Grain-Inclusive and Limited-Ingredient Recipes
Pet food opportunities are emerging from the health controversy surrounding grain-free pet food, which is under investigation for a possible link to pet illness and deaths stemming from DCM (canine dilated cardiomyopathy). Marketers of superpremium kibble and wet foods are increasingly coming back around to grain-inclusive formulations, a trend that began to gain momentum in the last few months of 2019 and moved into high gear during the first months of 2020. Of particular interest are ancient grains such as spelt, quinoa, sorghum, amaranth, quinoa, millet, buckwheat, and chia. Also ripe for additional development, given the grain-free debacle, are recipes containing plant-based superfood ingredients such as kale, spinach, and blueberries that can stand in place of the more "undesirable" grains such as wheat and corn. With the resolution of the FDA investigation of the DCM situation still possibly years away, marketers will need to address pet owner concerns and offer new premium options above and beyond grain-free.
Focus on Felines
Historically speaking, the U.S. pet industry has been unapologetically canine-centric. One reason is that dog ownership rates have been increasing while cat ownership rates have remained flat. Another is that dogs tend to be more lucrative in terms of products and services. As a result, pet product manufacturers, retailers and marketers have tended to give cats short shrift, including in the minds of cat owners.
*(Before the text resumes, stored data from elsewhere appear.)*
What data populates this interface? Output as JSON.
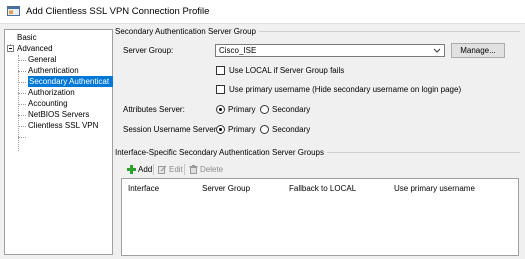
{
  "window": {
    "title": "Add Clientless SSL VPN Connection Profile"
  },
  "tree": {
    "items": [
      {
        "label": "Basic"
      },
      {
        "label": "Advanced"
      },
      {
        "label": "General"
      },
      {
        "label": "Authentication"
      },
      {
        "label": "Secondary Authenticat"
      },
      {
        "label": "Authorization"
      },
      {
        "label": "Accounting"
      },
      {
        "label": "NetBIOS Servers"
      },
      {
        "label": "Clientless SSL VPN"
      }
    ]
  },
  "secondary_auth": {
    "group_title": "Secondary Authentication Server Group",
    "server_group_label": "Server Group:",
    "server_group_value": "Cisco_ISE",
    "manage_label": "Manage...",
    "use_local_label": "Use LOCAL if Server Group fails",
    "use_primary_username_label": "Use primary username (Hide secondary username on login page)",
    "attributes_server_label": "Attributes Server:",
    "session_username_server_label": "Session Username Server:",
    "primary_label": "Primary",
    "secondary_label": "Secondary"
  },
  "interface_groups": {
    "group_title": "Interface-Specific Secondary Authentication Server Groups",
    "toolbar": {
      "add": "Add",
      "edit": "Edit",
      "delete": "Delete"
    },
    "columns": [
      "Interface",
      "Server Group",
      "Fallback to LOCAL",
      "Use primary username"
    ]
  },
  "colors": {
    "selection": "#0078d7",
    "add_icon": "#2e9e2e"
  }
}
In Packaged Facts’ February/March 2020 Survey of Pet Owners, cat owners were asked whether they perceive that cats, compared with dogs, are “sometimes treated as second-class.” Across the board of industry players to varying degrees, the answer is “yes,” including for pet food/treats, non-food products, pet specialty stores, mass stores, and veterinarians. What would cat owners like to see? Informal responses to that question include “better selection of products (other than different sizes/counts of the same thing),” “more natural things for cats to eat,” “better selection of food for aging cats (or hairball or urinary infection or raw food formulations),” “chewy hard food,” “healthier canned food,” “better food topper products,” “more nutritious and delicious cat treats,” and “samples of the pet food to bring home.”
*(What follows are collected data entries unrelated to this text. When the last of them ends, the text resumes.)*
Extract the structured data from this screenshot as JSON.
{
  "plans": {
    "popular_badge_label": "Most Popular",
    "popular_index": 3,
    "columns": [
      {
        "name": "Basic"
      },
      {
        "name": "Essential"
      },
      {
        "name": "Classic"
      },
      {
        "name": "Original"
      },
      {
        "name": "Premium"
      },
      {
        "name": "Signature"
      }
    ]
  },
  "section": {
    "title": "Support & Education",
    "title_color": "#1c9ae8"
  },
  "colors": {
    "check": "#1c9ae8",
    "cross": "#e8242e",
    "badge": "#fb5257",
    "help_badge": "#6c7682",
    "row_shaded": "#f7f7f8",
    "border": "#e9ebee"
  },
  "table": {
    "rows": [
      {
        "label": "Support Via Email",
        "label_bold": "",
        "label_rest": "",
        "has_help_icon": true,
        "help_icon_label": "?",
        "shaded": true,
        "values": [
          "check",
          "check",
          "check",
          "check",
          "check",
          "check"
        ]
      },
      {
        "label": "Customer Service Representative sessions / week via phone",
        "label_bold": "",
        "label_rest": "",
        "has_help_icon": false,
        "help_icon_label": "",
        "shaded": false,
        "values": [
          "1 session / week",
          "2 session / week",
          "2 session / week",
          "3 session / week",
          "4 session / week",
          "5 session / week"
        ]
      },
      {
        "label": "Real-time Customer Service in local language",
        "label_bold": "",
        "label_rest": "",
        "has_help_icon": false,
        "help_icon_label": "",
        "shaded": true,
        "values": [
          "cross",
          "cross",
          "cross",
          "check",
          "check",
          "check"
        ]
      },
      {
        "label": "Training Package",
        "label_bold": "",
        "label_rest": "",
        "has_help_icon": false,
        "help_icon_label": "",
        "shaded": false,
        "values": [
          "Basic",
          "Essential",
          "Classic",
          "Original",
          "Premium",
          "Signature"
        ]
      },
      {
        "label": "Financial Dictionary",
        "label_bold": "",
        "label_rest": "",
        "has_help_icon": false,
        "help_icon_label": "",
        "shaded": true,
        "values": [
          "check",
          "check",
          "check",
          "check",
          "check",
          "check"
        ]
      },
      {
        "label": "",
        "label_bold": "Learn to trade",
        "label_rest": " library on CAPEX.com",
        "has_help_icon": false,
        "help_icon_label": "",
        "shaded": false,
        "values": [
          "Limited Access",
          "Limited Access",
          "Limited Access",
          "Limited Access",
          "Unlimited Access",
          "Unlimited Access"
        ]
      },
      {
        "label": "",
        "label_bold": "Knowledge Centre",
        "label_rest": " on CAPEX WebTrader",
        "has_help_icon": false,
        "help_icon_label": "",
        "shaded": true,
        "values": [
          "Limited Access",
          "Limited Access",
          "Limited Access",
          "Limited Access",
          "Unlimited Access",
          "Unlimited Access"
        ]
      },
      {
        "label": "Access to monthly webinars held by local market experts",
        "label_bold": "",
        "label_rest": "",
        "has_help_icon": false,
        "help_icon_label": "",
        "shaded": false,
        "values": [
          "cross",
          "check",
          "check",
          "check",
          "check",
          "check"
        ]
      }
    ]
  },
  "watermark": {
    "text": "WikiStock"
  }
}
Based on an informal survey of new product introductions and email promotions over the past few months, Packaged Facts concludes that marketers and retailers are getting the message. More and better products and services for cats, and more marketing attention, stand to encourage cat owners to invest more heavily in the health and happiness of their purr babies and—most important of all—attract more Americans into the feline fold.